Huit femmes issues des quatre départements de la région à savoir, Guiglo, Taï, Bloléquin et Toulepleu, avaient pris part à ce concours culinaire qui leur imposait de confectionner des mets du terroir, aromatisés de trois sauces typiquement local, dont la sauce graine.
L’annonce choque de la construction d’une Maison des arts et de la culture Wê à Guiglo
La présidente du conseil régional, Anne Désirée Ouloto, pour boucler la boucle, avait annoncé, le jeudi 10 novembre, à l’ouverture du festival, la construction, pour très bientôt, d’une Maison des arts et de la culture Wê, à Guiglo. Elle avait fait savoir que la pose de la première pierre interviendra, très prochainement. «Je vous l’avais promis, c’est chose faite », s’était-elle écriée, parlant de cette maison dont elle estime être la matérialisation d’un rêve, et expliqué qu’à travers cet édifice, les populations auront droit à un espace d’animation culturelle, de recherches, d’apprentissage de la culture Wê, mais aussi un espace de la pratique de la culture et de l’art Wê.
Le ministre du Tourisme, Siandou Fofana, croyant en cette Maison, avait, pour sa part, encouragé tous les acteurs locaux de la culture et des arts à se mettre ensemble et s’impliquer dans la construction de la Maison des arts et de la culture Wê, promettant la contribution de son département ministériel, à travers le fonds de développement touristique. Maison des arts et de la culture Wê, dont la sortie de terre est attendue en 2023, peut-être, un peu plus, par tout un peuple qui est conscient que son existence va booster la destination touristique de Guiglo, voire du Cavally.
Exposition vente d’articles teintés de la culture Wê, notamment les tenues traditionnelles très prisées du terroir, des parades des quatre départements de la région que sont Guiglo, Taï, Bloléquin et Toulepleu, devant les invités venus, notamment d’Abidjan-Adjamé, en montrant tout ce que le Wê a de magnifique surtout dans la manière de se vêtir, entre autres, ont jalonné le festival et la cérémonie officielle de clôture des festivités.

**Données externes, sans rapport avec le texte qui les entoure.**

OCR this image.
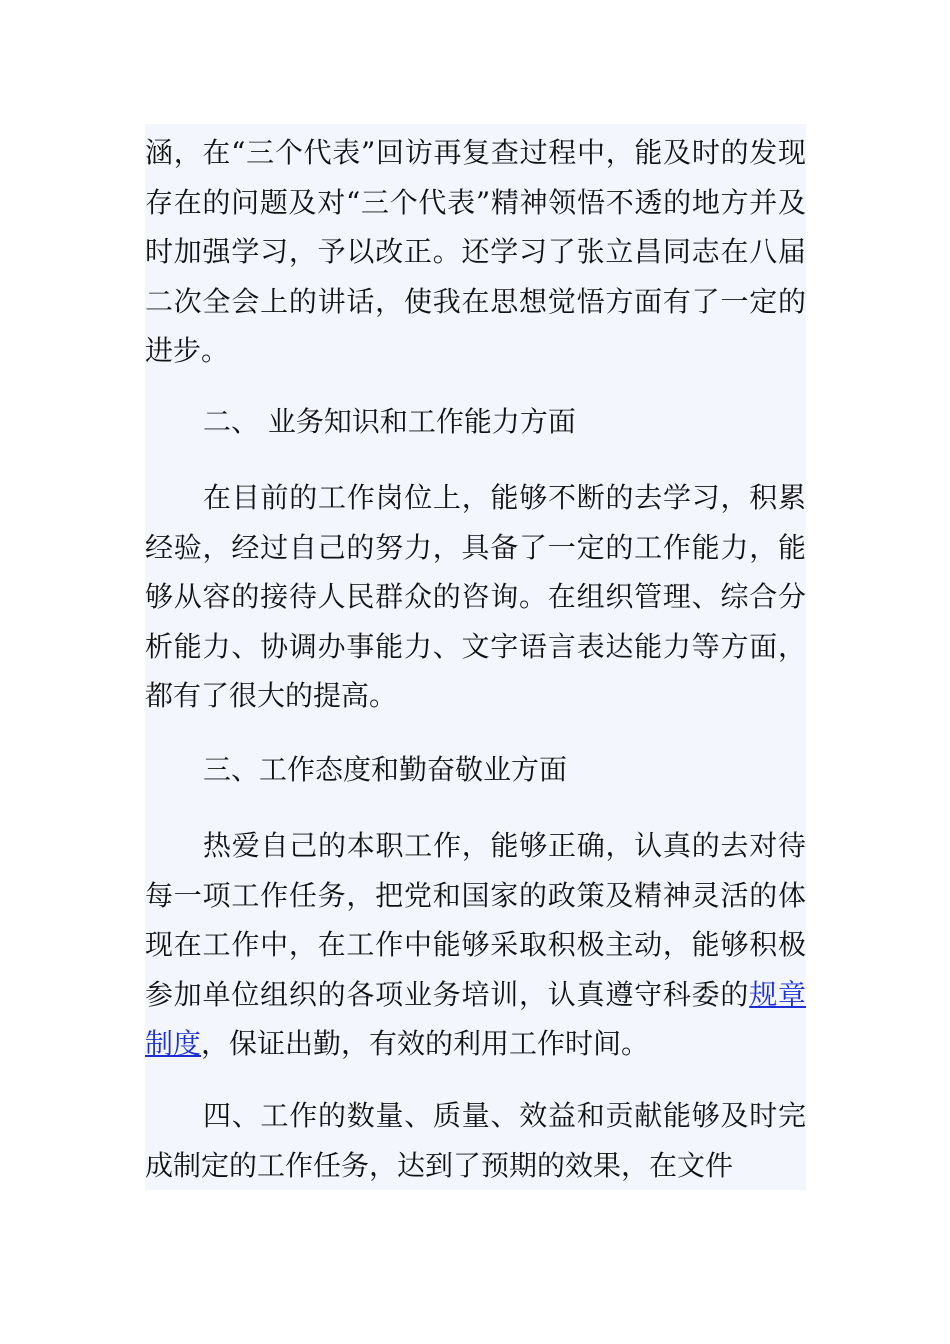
涵，在“三个代表”回访再复查过程中，能及时的发现存在的问题及对“三个代表”精神领悟不透的地方并及时加强学习，予以改正。还学习了张立昌同志在八届二次全会上的讲话，使我在思想觉悟方面有了一定的进步。

二、 业务知识和工作能力方面

在目前的工作岗位上，能够不断的去学习，积累经验，经过自己的努力，具备了一定的工作能力，能够从容的接待人民群众的咨询。在组织管理、综合分析能力、协调办事能力、文字语言表达能力等方面，都有了很大的提高。

三、工作态度和勤奋敬业方面

热爱自己的本职工作，能够正确，认真的去对待每一项工作任务，把党和国家的政策及精神灵活的体现在工作中，在工作中能够采取积极主动，能够积极参加单位组织的各项业务培训，认真遵守科委的规章制度，保证出勤，有效的利用工作时间。

四、工作的数量、质量、效益和贡献能够及时完成制定的工作任务，达到了预期的效果，在文件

Débutée, le jeudi 10 novembre, la première édition du festival «Boyé Gôh» des arts et de la culture Wê, s’était achevée, le samedi 19 novembre. Plusieurs activités étaient au programme, notamment des activités scientifiques, fresques, jeux traditionnels, dont le Sawyèyè, défilés de mode, prestations de masques, concours culinaire, exposition vente, sensibilisation des jeunes sur les méfaits de l’immigration clandestine, une soirée artistique. Mais aussi une lucarne d’échanges pour parler de la région, à travers trois panels sur les thèmes, «Les variantes linguistiques en pays Wê», «Glaa, l’art vivant de la spiritualité Wê», «La performance linguistique comme porte d’entrée à l’âme culturelle des peuples de l’oralité, l’exemple du peuple Wê».